Crawling the Web is nothing new. Search engines like Google, Yahoo!, and others have always done it as a way to index and build their databases of online content so that they can provide better, up to date search results for their visitors. The trouble is, building these crawlers and storing all of that information requires a lot of infrastructure.
Google currently houses the world’s largest and most complete index of the Web’s contents. The company’s entire core value is based on its ability to efficiently retrieve and store information on a massive scale and make that information available to searches and tools in an accessible, speedy manner. To accomplish this, Google has built a gigantic network of servers, databases, data storage facilities, and technicians. It spends billions of dollars a year just to maintain that infrastructure and tens of millions more adding to it.
So competing with Google is not as simple as throwing up a new website and programming another Web crawler. It’s an expensive proposition that few organizations can even consider attempting.
A nonprofit called Common Crawl, however, has been doing just that.
They’ve amassed a database of over five billion Web pages and are now opening it up to developers, free of charge, who wish to access the information for their apps, websites, and software. This, the company believes, will release engineers who have often seen Google as the only choice when developing new ideas about using the Web. The cost of amassing your own database and the near-monopoly Google has enjoyed on massive Web data thanks to that cost have meant that only researchers at Google could do that kind of data manipulation on that kind of scale.

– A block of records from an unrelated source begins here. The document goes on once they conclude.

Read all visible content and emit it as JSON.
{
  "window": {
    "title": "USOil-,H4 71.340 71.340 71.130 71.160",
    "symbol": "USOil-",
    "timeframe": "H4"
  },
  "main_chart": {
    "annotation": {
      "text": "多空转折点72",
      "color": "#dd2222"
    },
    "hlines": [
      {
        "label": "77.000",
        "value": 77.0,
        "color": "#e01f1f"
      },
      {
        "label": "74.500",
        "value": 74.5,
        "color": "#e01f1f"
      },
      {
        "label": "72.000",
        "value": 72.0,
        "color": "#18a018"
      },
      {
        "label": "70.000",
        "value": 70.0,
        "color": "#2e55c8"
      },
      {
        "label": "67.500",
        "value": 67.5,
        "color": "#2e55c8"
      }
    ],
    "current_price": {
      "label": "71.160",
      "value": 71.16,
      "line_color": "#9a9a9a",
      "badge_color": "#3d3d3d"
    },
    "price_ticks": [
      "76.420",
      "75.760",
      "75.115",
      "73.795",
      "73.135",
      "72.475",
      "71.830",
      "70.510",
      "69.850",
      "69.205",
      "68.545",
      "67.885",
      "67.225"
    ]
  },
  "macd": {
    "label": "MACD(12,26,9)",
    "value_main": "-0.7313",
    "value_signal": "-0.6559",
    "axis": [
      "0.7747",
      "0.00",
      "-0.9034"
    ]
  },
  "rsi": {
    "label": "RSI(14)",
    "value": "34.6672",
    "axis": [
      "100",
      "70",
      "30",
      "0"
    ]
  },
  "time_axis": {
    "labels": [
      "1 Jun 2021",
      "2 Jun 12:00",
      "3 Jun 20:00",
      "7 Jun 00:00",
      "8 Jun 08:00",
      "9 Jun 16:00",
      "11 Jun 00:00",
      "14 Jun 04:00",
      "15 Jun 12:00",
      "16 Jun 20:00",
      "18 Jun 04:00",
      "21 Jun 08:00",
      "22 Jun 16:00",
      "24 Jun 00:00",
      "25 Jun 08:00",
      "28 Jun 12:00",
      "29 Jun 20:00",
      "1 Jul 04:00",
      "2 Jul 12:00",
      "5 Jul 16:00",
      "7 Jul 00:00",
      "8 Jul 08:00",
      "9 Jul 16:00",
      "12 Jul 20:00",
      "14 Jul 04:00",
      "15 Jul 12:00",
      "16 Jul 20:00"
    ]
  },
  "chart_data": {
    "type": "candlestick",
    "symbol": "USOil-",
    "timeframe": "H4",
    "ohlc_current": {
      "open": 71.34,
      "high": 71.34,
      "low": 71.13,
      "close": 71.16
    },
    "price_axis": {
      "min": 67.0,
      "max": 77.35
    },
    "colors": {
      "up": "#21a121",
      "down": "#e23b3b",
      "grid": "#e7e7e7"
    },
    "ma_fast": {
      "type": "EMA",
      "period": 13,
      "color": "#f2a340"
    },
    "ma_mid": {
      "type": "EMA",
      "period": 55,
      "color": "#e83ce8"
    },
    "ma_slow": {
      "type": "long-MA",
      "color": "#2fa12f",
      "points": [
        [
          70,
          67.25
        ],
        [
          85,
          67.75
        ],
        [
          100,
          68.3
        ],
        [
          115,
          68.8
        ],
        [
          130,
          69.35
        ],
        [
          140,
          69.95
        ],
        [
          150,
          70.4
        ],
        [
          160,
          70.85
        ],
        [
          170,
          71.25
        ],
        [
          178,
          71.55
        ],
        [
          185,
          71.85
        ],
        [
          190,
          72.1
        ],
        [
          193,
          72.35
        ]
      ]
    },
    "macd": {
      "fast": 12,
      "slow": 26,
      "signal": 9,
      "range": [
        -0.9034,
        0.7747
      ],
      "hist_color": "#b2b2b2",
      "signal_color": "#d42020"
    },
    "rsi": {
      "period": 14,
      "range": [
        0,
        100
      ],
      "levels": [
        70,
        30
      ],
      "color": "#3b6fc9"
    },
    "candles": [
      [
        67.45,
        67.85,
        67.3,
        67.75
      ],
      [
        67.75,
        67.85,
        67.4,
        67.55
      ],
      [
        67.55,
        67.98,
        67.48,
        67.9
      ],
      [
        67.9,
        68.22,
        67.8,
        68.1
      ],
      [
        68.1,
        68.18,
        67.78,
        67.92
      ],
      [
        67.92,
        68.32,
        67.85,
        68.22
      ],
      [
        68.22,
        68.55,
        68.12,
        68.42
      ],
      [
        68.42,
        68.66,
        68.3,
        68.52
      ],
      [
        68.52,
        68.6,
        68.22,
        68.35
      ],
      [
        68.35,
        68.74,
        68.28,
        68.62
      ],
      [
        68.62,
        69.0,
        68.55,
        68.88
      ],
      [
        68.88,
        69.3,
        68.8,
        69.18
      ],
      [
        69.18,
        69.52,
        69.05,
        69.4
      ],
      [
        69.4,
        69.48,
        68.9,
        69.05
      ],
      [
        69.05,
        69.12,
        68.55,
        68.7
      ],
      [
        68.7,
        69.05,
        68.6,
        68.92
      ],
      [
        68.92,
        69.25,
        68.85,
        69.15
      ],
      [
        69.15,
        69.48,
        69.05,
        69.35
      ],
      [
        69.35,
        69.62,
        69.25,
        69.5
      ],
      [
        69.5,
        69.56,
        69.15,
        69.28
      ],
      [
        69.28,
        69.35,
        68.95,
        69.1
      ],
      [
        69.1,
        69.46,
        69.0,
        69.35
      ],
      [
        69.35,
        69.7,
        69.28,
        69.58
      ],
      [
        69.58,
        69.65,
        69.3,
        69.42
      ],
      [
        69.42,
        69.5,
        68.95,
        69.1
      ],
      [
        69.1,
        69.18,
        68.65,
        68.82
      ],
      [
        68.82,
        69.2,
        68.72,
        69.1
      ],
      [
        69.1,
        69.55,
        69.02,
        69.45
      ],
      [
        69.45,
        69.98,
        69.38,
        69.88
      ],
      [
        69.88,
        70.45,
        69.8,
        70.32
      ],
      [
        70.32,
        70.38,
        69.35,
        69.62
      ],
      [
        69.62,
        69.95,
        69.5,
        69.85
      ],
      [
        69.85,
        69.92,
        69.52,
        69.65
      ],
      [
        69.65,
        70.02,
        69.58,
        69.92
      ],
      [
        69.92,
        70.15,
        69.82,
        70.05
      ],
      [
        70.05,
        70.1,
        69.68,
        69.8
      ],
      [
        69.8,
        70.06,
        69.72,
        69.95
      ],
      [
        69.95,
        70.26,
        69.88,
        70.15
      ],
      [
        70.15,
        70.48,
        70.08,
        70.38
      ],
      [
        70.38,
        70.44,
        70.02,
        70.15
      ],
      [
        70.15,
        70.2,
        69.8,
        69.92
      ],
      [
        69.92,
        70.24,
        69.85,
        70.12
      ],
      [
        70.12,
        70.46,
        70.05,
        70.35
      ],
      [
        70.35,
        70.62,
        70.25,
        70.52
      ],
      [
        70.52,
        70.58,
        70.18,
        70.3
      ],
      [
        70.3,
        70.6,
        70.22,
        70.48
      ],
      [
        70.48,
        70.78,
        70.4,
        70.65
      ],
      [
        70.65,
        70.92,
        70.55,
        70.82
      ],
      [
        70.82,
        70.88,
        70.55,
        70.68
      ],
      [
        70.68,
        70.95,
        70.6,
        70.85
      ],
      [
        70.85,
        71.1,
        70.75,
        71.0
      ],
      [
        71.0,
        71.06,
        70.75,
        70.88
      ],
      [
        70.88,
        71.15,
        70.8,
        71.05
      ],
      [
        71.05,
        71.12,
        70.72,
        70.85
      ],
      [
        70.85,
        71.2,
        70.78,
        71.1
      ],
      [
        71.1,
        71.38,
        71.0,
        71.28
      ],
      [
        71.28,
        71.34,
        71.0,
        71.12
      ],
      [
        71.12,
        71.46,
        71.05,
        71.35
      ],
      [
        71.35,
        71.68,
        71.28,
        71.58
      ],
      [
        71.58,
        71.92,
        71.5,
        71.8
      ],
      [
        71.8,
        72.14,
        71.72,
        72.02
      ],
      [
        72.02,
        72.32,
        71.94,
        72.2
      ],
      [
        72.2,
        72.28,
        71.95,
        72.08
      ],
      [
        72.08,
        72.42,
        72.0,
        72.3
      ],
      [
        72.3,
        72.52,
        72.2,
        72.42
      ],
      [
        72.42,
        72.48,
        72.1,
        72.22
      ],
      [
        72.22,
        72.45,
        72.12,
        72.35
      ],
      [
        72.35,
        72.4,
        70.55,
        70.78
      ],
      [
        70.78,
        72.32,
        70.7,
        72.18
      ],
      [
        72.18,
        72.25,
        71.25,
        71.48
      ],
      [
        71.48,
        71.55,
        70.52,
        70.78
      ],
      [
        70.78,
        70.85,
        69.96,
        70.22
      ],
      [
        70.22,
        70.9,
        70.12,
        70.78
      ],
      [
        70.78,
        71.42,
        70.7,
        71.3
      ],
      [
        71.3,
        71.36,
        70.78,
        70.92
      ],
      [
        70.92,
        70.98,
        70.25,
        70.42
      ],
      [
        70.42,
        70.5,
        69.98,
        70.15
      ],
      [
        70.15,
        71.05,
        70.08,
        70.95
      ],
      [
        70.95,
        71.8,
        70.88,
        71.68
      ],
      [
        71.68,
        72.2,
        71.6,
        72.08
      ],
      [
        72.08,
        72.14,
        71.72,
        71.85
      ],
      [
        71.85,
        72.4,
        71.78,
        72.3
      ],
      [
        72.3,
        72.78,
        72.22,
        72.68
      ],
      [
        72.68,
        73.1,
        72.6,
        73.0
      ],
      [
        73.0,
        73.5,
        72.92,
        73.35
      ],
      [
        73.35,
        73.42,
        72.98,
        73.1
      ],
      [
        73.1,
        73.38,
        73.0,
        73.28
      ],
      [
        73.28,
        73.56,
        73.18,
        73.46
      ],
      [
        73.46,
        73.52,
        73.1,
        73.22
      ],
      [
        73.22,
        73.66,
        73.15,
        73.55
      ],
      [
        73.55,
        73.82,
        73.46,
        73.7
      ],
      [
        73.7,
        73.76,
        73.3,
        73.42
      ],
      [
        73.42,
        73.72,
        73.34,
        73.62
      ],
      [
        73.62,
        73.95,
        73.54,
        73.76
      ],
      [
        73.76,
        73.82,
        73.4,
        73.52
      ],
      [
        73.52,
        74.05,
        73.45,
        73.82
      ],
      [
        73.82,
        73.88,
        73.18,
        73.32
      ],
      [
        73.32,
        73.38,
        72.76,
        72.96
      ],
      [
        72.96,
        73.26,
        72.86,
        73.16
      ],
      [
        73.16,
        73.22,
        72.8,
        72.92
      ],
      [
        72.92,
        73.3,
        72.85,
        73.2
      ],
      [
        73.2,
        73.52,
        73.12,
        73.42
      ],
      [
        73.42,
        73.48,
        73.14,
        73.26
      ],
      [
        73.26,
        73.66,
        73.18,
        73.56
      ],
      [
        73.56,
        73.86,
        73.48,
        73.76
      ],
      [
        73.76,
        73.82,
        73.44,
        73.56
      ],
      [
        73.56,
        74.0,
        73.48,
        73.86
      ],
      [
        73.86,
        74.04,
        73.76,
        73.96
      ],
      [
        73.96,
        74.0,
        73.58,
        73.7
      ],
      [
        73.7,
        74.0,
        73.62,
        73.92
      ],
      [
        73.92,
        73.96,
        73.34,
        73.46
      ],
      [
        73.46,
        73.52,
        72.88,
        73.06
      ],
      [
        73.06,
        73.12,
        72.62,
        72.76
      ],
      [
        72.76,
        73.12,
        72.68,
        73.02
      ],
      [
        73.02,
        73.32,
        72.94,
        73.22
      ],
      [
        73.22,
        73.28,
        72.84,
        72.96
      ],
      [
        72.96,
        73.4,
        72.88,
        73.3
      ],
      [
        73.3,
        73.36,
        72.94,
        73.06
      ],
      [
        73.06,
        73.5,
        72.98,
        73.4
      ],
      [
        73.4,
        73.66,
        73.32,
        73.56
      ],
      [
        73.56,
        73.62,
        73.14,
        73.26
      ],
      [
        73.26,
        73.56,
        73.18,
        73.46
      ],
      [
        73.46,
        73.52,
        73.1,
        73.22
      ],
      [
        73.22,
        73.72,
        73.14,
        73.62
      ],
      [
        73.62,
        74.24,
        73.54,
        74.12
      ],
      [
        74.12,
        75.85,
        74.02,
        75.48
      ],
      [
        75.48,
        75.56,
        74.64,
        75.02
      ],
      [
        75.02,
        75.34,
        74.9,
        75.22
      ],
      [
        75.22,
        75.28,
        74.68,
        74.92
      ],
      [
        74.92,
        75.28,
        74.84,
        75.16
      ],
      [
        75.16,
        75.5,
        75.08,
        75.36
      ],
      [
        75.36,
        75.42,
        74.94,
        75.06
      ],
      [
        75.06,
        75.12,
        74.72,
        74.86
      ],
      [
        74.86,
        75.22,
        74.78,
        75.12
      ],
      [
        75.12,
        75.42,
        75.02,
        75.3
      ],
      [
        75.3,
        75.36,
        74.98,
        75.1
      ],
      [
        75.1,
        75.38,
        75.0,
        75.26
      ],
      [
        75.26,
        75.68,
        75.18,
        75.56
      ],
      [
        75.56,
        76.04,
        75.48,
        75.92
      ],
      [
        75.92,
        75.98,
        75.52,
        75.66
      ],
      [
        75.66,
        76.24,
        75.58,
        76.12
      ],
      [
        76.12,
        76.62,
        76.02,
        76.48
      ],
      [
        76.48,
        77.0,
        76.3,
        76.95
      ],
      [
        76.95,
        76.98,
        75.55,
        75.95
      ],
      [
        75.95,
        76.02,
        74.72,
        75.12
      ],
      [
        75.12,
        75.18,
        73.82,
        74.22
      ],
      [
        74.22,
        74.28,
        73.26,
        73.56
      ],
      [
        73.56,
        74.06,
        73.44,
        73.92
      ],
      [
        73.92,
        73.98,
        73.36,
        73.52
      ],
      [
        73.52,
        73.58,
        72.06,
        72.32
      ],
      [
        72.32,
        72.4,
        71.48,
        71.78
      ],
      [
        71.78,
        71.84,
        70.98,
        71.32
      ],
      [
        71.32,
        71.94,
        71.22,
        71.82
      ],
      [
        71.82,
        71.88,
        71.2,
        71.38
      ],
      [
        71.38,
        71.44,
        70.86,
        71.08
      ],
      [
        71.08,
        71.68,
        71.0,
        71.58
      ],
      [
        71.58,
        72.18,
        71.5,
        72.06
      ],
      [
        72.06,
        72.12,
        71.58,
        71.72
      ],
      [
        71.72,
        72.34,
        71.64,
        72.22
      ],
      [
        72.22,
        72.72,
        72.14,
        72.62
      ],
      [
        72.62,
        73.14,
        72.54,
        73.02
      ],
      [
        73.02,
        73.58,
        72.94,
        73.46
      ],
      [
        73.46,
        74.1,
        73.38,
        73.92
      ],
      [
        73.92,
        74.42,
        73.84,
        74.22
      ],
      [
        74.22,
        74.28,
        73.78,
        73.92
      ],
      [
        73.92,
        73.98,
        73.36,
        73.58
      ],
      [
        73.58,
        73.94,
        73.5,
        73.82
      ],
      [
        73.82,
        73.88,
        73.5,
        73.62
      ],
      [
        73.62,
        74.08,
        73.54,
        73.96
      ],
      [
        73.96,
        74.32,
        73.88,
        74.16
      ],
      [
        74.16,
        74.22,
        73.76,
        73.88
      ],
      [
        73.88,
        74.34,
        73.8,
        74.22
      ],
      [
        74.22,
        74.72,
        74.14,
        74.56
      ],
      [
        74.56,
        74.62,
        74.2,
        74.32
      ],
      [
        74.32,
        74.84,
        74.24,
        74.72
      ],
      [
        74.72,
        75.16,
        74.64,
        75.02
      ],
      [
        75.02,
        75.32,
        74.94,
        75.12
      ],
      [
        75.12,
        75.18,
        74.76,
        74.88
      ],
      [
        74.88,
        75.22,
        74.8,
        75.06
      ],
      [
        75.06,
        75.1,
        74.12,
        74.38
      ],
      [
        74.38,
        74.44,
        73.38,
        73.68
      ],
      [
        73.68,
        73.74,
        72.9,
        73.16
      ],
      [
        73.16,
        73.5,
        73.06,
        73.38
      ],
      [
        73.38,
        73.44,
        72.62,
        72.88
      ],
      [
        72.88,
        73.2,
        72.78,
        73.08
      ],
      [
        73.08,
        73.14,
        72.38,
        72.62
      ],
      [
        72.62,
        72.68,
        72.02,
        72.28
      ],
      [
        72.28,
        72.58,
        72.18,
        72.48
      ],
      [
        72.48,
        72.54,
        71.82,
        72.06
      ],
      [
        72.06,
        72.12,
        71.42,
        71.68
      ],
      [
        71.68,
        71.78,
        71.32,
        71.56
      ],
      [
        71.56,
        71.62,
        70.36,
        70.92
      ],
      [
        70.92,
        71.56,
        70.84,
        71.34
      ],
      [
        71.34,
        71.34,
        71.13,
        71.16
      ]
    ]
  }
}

Now, with the information freely available, students, private enterprise, public entities, and more can utilize a database that is large enough to compete with Google’s. Gilad Elbaz, founder of Common Crawl, says that “the Web represents, as far as I know, the largest accumulation of knowledge, and there’s so much you can build on top.” He stresses that with the financial and time costs of building a massive database for use out of the way and that huge mass of human knowledge now available for free, the innovations large and small will begin to explode.
The project, of course, is not meant to rival or “kill” Google. In fact, Google’s director of research, Peter Norving, is on board with the nonprofit as is the Massachusetts Institute of Technology (MIT) Lab Director Joi Ito. While Google hasn’t released any official statement on Common Crawl, they are not opposing or attacking it and are at least giving it a sideways wink and nod through Norving’s participation on Common Crawl’s advisory board.
The engine has already inspired several new Web startups, including TinEye, a “reverse” search engine that analyzes images and provides similar ones to the user – http://www.tineye.com.
To use Common Crawl, developers need only set up an Amazon cloud account (costs about $25) and they have full access to the crawler’s database.
A very cool development in the world of search and in the area of enablement.